Of these three, the one that I would reject is the Humean Theory of Reasons. I would substitute the following:
The Revised Humean Theory of Reasons (RHTR): If an agent has a reason to do something, then she must have some desire that would be served by her doing it; but to say that there is a reason for the agent to do something is to say that there is a desire that would be served by her doing it, but it need not be her desire, though the relevant desires need not be hers.
Later in the article the authors state:
Any Actual State version of reasons internalism says that to have a reason, an agent must have some corresponding actual motivational state. But this is precisely what makes reasons hostage to an agent's actual psychology, creating the tension with Moral Rationalism and Moral Absolutism.However, this is not the same thing. It is true that to HAVE a reason, and agent must have some corresponding actual motivational state. The problem emerges when one insists that for a reason TO EXIST - that there can be no reasons other than the reasons that the agent has. Recall, the original phrasing for HTR begins, If there is a reason for someone to do something . . ." This is not the same thing as to have a reason.
Applying this to the "tension" described above, we can see that it is morally wrong for an agent (like Hitler) to order a program of genocide because of the many and strong reasons that exist against such a program, though almost all of these reasons that exist are not reasons that Hitler has.
When it comes to the project of inventing a language we can use to talk about these things, this leaves us with a few questions to be answered. The question of whether to call desires that exist "reasons that exist" is a type of problem comparable to whether or not to call Pluto a planet. We cannot come up with a deductive proof or even a straight-forward empirical proof that other desires count as "reasons that exist". We can simply decide whether we are going to use language in this way or some other way.

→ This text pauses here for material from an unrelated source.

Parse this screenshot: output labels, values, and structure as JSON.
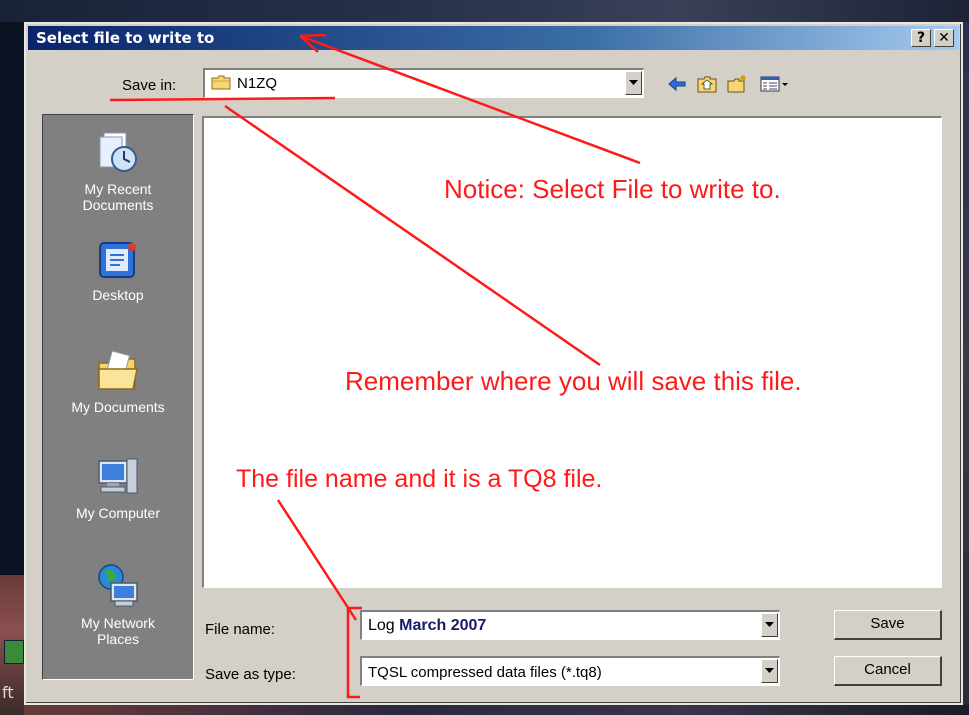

I have been distinguishing moral-ought from practical-ought according to whether "reasons for the agent to do X" includes "reasons that exist" (moral ought) or excludes them (practical ought). However, this is nothing more than a linguistic decision. I think I will continue to speak of reasons in this way - at least for the time being.
So, if you are trying to decide what you should do in the practical sense of "should", you would judge each alternative according to how well it (and its consequences) fulfills your desires. Those desires, in turn, are to be evaluated according to how well they fit in with your other desires. You have reason not to promote or strengthen or even fulfill desires that will thwart your other desires. At the same time, you do have reason to promote, strengthen, and fulfill desires that tend to contribute to the fulfillment of other desires.
If you are trying to decide what to do in the moral sense of "should", you would judge each alternative according to how well it would fulfill desires that people generally have reason to praise - and thwart desires that people generally have reason to condemn. Their reasons to praise or condemn are reasons for calling the act moral or immoral. Their reasons to praise and condemn have to do with the effect of praise and condemnation on molding malleable desires.
Well . . . this is how I would handle "a Central Problem in ethics".
I have another question to look at which is relevant here.
Philosophers also distinguish between the desires (motivating reasons) the agent has from those that the agent would have if she were "fully rational" or "fully informed" or meets some other criterion. I argue that, since neither rationality nor information has any implications for what an agent "desires as an end", that there is no difference between the ends that an agent has, and those she would have if "fully rational" or "fully informed". I want to take a look at that issue in a future post. Then, I suspect we can return to discuss J.L. Mackie's theory of practical 'ought'.